We Hereby Refuse Book Event
Event Information
About this event
This program is presented by the Elliott Bay Book Company, Seattle Public Library Foundation, The Wing Luke Museum of the Asian Pacific American Experience and Densho and will be (virtually) hosted by Seattle Public Library as a Zoom webinar. Registration is required and is free. While we have sold out of tickets that include a copy of the book signed by Frank Abe, it is still possible to order signed copies of the book from Elliott Bay Book Company (see blue link below).
Zoom links will be sent out via Eventbrite one day before the event.
Tonight we look forward to a program featuring the writers and illustrator of We Hereby Refuse: Japanese American Resistance to Wartime Incarceration, published by Seattle's Chin Music Press. Frank Abe, Tamiko Namura and Ross Ishikawa will appear in conversation with Tom Ikeda, Executive Director of Densho.
About We Hereby Refuse:
Three voices. Three acts of defiance. One mass injustice. The story of camp as you’ve never seen it before. Japanese Americans complied when evicted from their homes in World War II -- but many refused to submit to imprisonment in American concentration camps without a fight. In this groundbreaking graphic novel, meet JIM AKUTSU, the inspiration for John Okada’s No-No Boy, who refuses to be drafted from the camp at Minidoka when classified as a non-citizen, an enemy alien; HIROSHI KASHIWAGI, who resists government pressure to sign a loyalty oath at Tule Lake, but yields to family pressure to renounce his U.S. citizenship; and MITSUYE ENDO, a reluctant recruit to a lawsuit contesting her imprisonment, who refuses a chance to leave the camp at Topaz so that her case could reach the U.S. Supreme Court. Based upon painstaking research, We Hereby Refuse presents an original vision of America’s past with disturbing links to the American present.

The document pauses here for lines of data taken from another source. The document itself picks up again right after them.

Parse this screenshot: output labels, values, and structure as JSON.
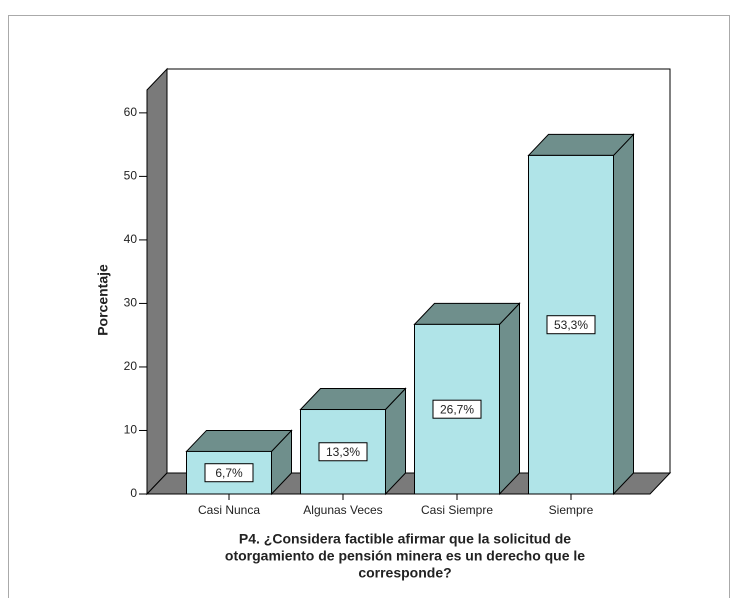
{
  "chart_data": {
    "type": "bar3d",
    "categories": [
      "Casi Nunca",
      "Algunas Veces",
      "Casi Siempre",
      "Siempre"
    ],
    "values": [
      6.7,
      13.3,
      26.7,
      53.3
    ],
    "value_labels": [
      "6,7%",
      "13,3%",
      "26,7%",
      "53,3%"
    ],
    "ylabel": "Porcentaje",
    "xlabel": [
      "P4. ¿Considera factible afirmar que la solicitud de",
      "otorgamiento de pensión minera es un derecho que le",
      "corresponde?"
    ],
    "color": "#b0e4e8",
    "shade_color": "#6f8f8c",
    "ylim": [
      0,
      63.6
    ],
    "yticks": [
      0,
      10,
      20,
      30,
      40,
      50,
      60
    ]
  }
}
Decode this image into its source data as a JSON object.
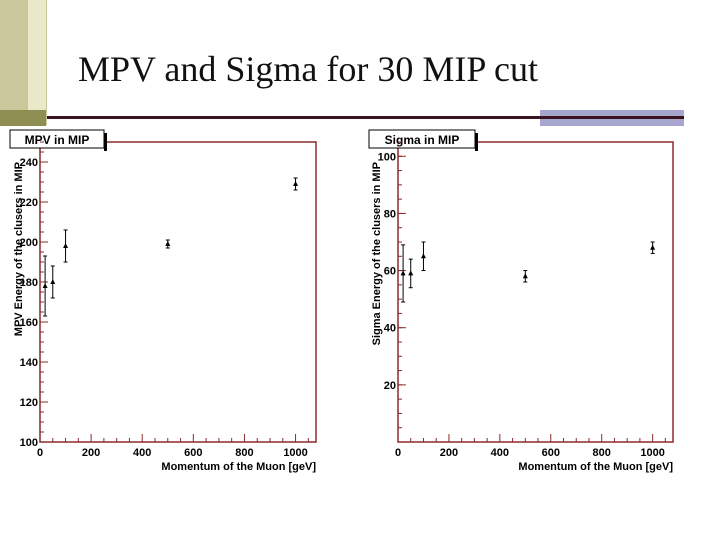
{
  "slide": {
    "title": "MPV and Sigma for 30 MIP cut"
  },
  "colors": {
    "frame": "#8b2a2a",
    "marker": "#000000",
    "title_bar_left": "#c9c89a",
    "rule": "#3a1420",
    "accent": "#a7a6cf"
  },
  "chart_data": [
    {
      "type": "scatter",
      "title": "MPV in MIP",
      "xlabel": "Momentum of the Muon [geV]",
      "ylabel": "MPV Energy  of the clusers in MIP",
      "xlim": [
        0,
        1080
      ],
      "ylim": [
        100,
        250
      ],
      "xticks": [
        0,
        200,
        400,
        600,
        800,
        1000
      ],
      "yticks": [
        100,
        120,
        140,
        160,
        180,
        200,
        220,
        240
      ],
      "series": [
        {
          "points": [
            {
              "x": 20,
              "y": 178,
              "err": 15
            },
            {
              "x": 50,
              "y": 180,
              "err": 8
            },
            {
              "x": 100,
              "y": 198,
              "err": 8
            },
            {
              "x": 500,
              "y": 199,
              "err": 2
            },
            {
              "x": 1000,
              "y": 229,
              "err": 3
            }
          ]
        }
      ],
      "grid": false
    },
    {
      "type": "scatter",
      "title": "Sigma in MIP",
      "xlabel": "Momentum of the Muon [geV]",
      "ylabel": "Sigma Energy  of the clusers in MIP",
      "xlim": [
        0,
        1080
      ],
      "ylim": [
        0,
        105
      ],
      "xticks": [
        0,
        200,
        400,
        600,
        800,
        1000
      ],
      "yticks": [
        20,
        40,
        60,
        80,
        100
      ],
      "series": [
        {
          "points": [
            {
              "x": 20,
              "y": 59,
              "err": 10
            },
            {
              "x": 50,
              "y": 59,
              "err": 5
            },
            {
              "x": 100,
              "y": 65,
              "err": 5
            },
            {
              "x": 500,
              "y": 58,
              "err": 2
            },
            {
              "x": 1000,
              "y": 68,
              "err": 2
            }
          ]
        }
      ],
      "grid": false
    }
  ]
}
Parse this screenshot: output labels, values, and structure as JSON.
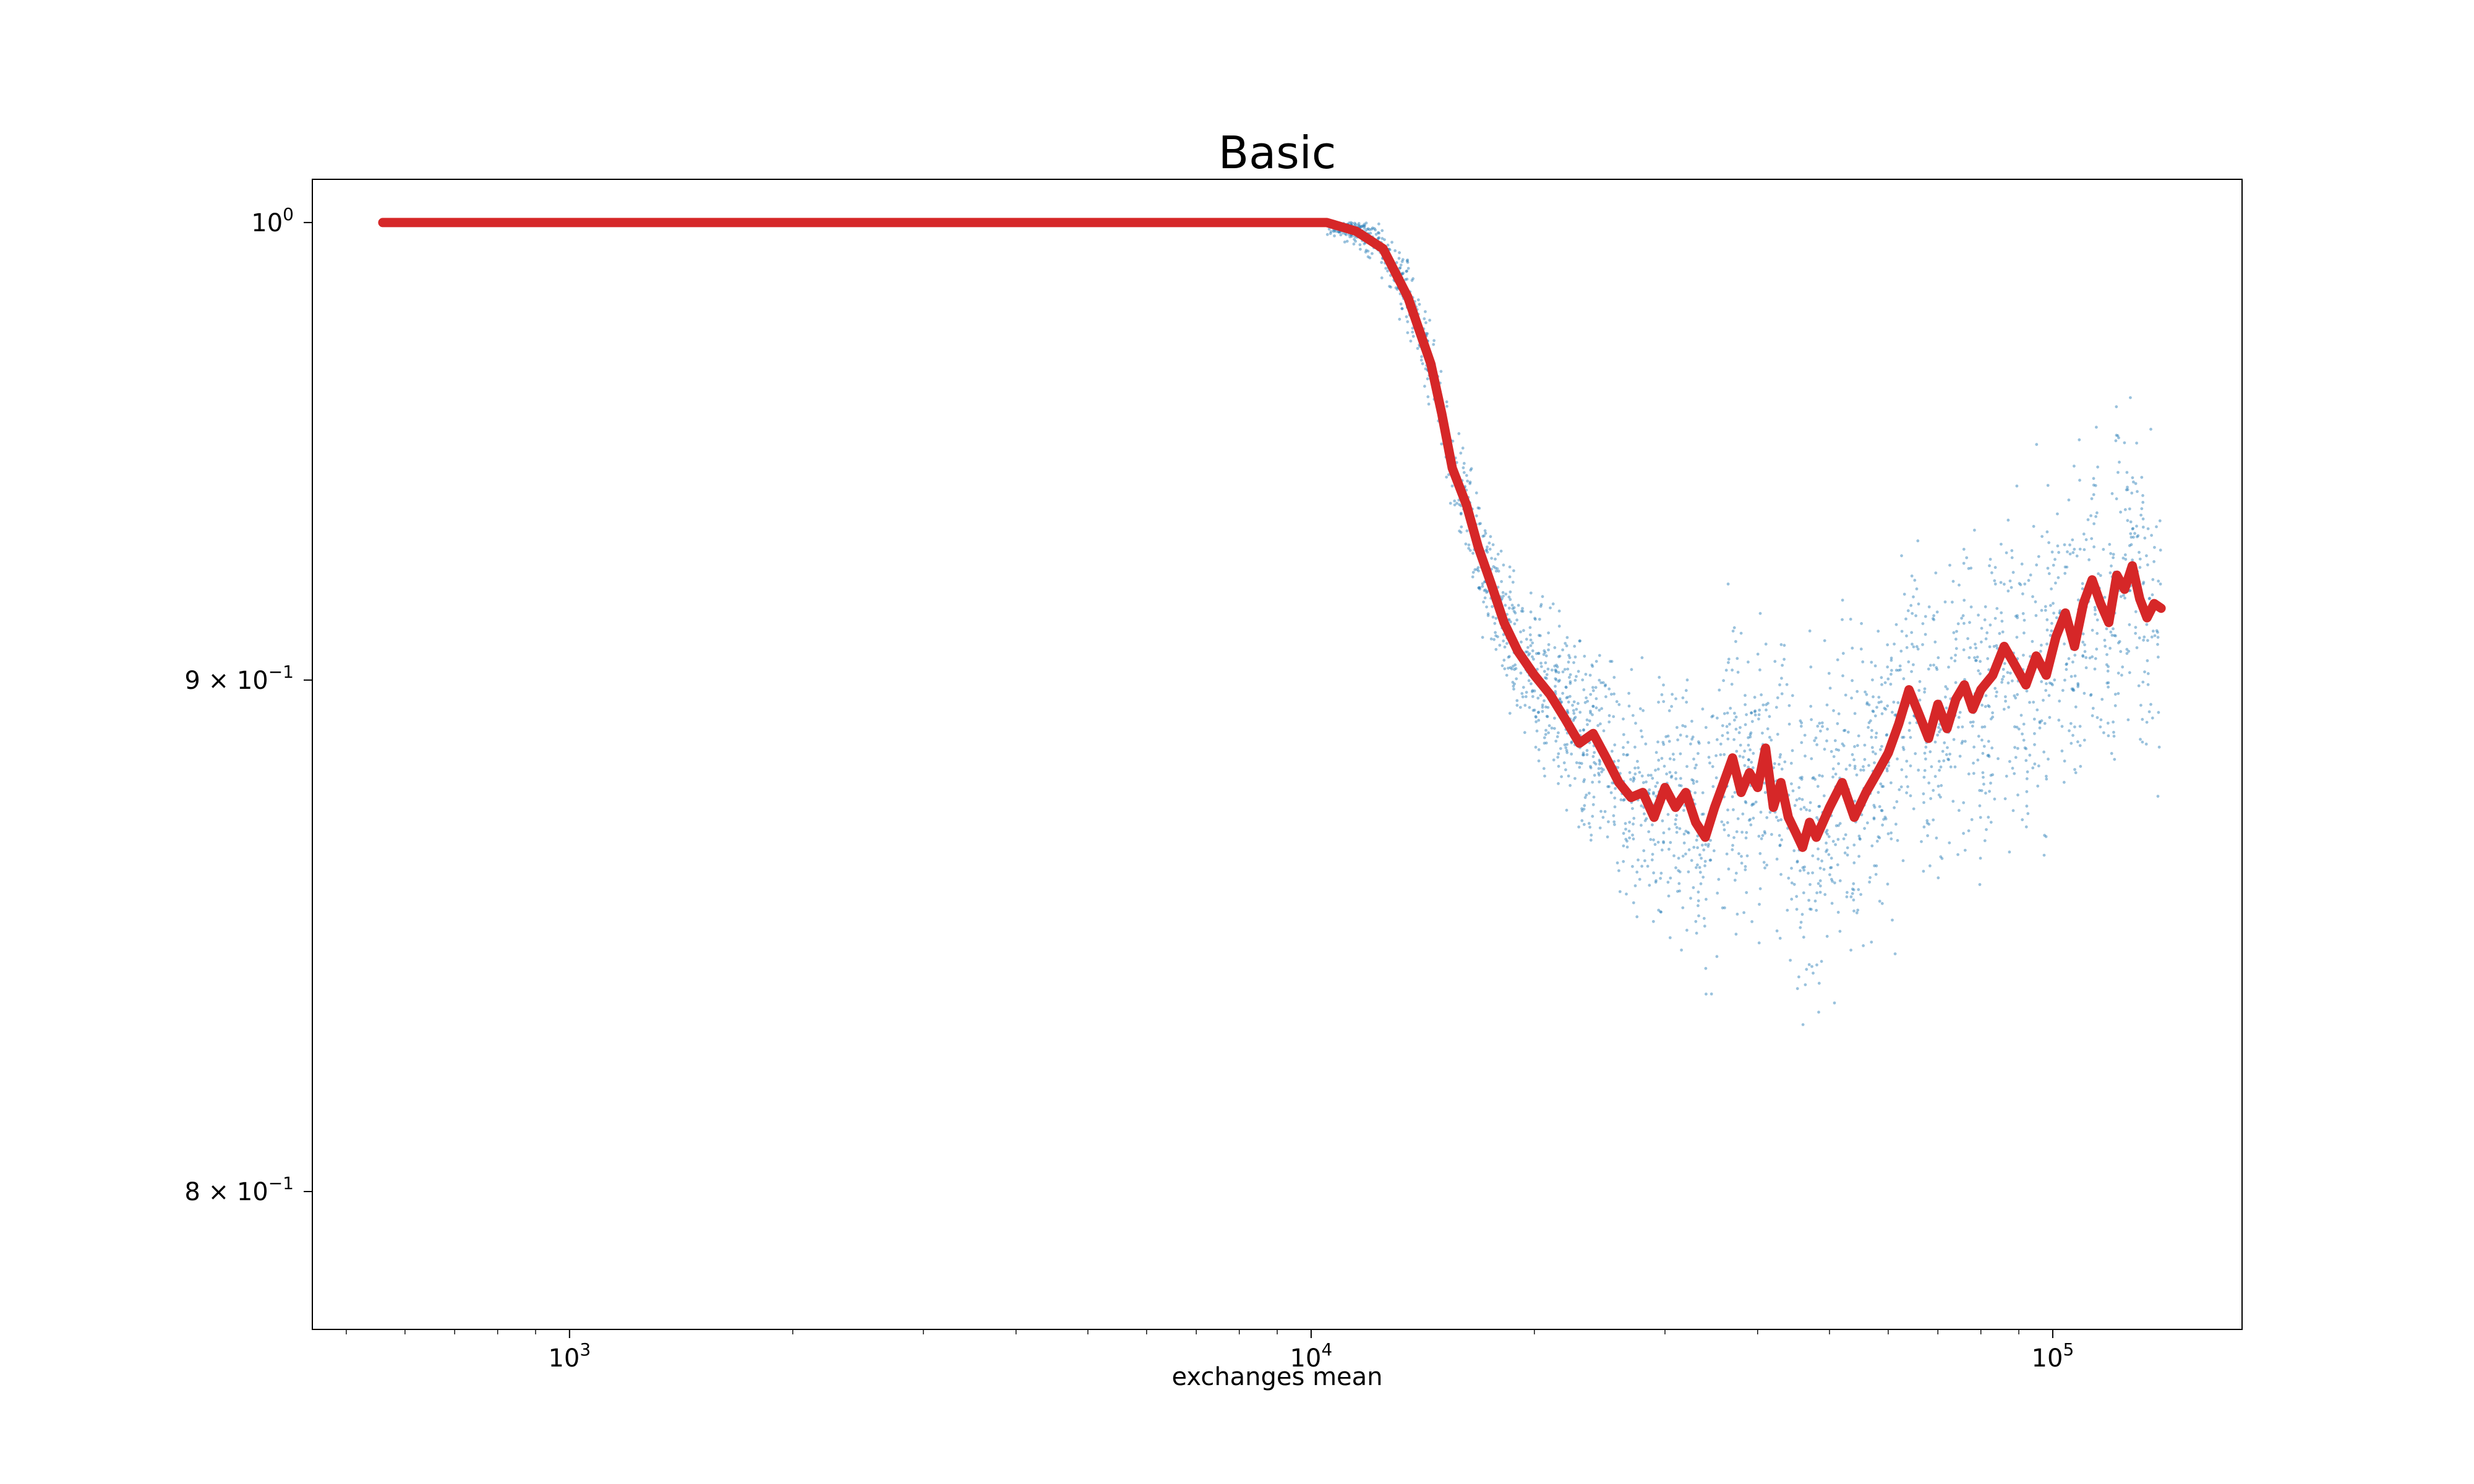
{
  "chart_data": {
    "type": "line",
    "title": "Basic",
    "xlabel": "exchanges mean",
    "ylabel": "",
    "xscale": "log",
    "yscale": "log",
    "xlim": [
      450,
      180000
    ],
    "ylim": [
      0.775,
      1.01
    ],
    "grid": false,
    "x_ticks": [
      {
        "value": 1000,
        "base": "10",
        "exp": "3"
      },
      {
        "value": 10000,
        "base": "10",
        "exp": "4"
      },
      {
        "value": 100000,
        "base": "10",
        "exp": "5"
      }
    ],
    "y_ticks": [
      {
        "value": 1.0,
        "base": "10",
        "exp": "0",
        "mantissa": ""
      },
      {
        "value": 0.9,
        "base": "10",
        "exp": "−1",
        "mantissa": "9 × "
      },
      {
        "value": 0.8,
        "base": "10",
        "exp": "−1",
        "mantissa": "8 × "
      }
    ],
    "series": [
      {
        "style": "line",
        "color": "#d62728",
        "x": [
          560,
          1000,
          2000,
          5000,
          10500,
          11500,
          12500,
          13500,
          14500,
          15000,
          15500,
          16200,
          16800,
          17500,
          18200,
          19000,
          20000,
          21000,
          22000,
          23000,
          24000,
          25000,
          26000,
          27000,
          28000,
          29000,
          30000,
          31000,
          32000,
          33000,
          34000,
          35000,
          36000,
          37000,
          38000,
          39000,
          40000,
          41000,
          42000,
          43000,
          44000,
          45000,
          46000,
          47000,
          48000,
          50000,
          52000,
          54000,
          56000,
          58000,
          60000,
          62000,
          64000,
          66000,
          68000,
          70000,
          72000,
          74000,
          76000,
          78000,
          80000,
          83000,
          86000,
          89000,
          92000,
          95000,
          98000,
          101000,
          104000,
          107000,
          110000,
          113000,
          116000,
          119000,
          122000,
          125000,
          128000,
          131000,
          134000,
          137000,
          140000
        ],
        "y": [
          1.0,
          1.0,
          1.0,
          1.0,
          1.0,
          0.998,
          0.994,
          0.983,
          0.968,
          0.957,
          0.945,
          0.937,
          0.928,
          0.92,
          0.912,
          0.906,
          0.901,
          0.897,
          0.892,
          0.887,
          0.889,
          0.884,
          0.879,
          0.876,
          0.877,
          0.872,
          0.878,
          0.874,
          0.877,
          0.871,
          0.868,
          0.874,
          0.879,
          0.884,
          0.877,
          0.881,
          0.878,
          0.886,
          0.874,
          0.879,
          0.872,
          0.869,
          0.866,
          0.871,
          0.868,
          0.874,
          0.879,
          0.872,
          0.877,
          0.881,
          0.885,
          0.891,
          0.898,
          0.893,
          0.888,
          0.895,
          0.89,
          0.896,
          0.899,
          0.894,
          0.898,
          0.901,
          0.907,
          0.903,
          0.899,
          0.905,
          0.901,
          0.909,
          0.914,
          0.907,
          0.916,
          0.921,
          0.916,
          0.912,
          0.922,
          0.919,
          0.924,
          0.917,
          0.913,
          0.916,
          0.915
        ]
      }
    ]
  }
}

Frank Abe is writer/director of the film on the largest organized resistance to incarceration, Conscience and the Constitution (PBS), and co-editor of JOHN OKADA: The Life and Rediscovered Work of the Author of No-No Boy (University of Washington Press). He has gathered the stories of camp resistance ever since playing a JACL leader in the 1976 NBC-TV movie, Farewell to Manzanar. He blogs at resisters.com.
Tamiko Nimura is an Asian American (Sansei/Pinay) writer living in Tacoma, Washington. Her training in literature and American ethnic studies (MA, PhD, University of Washington) prepared her to research, document, and tell the stories of people of color. She can be found at http://www.tamikonimura.net.
Ross Ishikawa is a cartoonist and animator living in Seattle. In addition to his work on We Hereby Refuse, he is working on a graphic novel about his parents and their coming of age during World War II. His work is online at rossishikawa.com.
Tom Ikeda, the founding Executive Director of Densho, is a sansei (third generation Japanese American) who was born and raised in Seattle. Tom’s parents and grandparents were incarcerated during World War II at Minidoka, Idaho.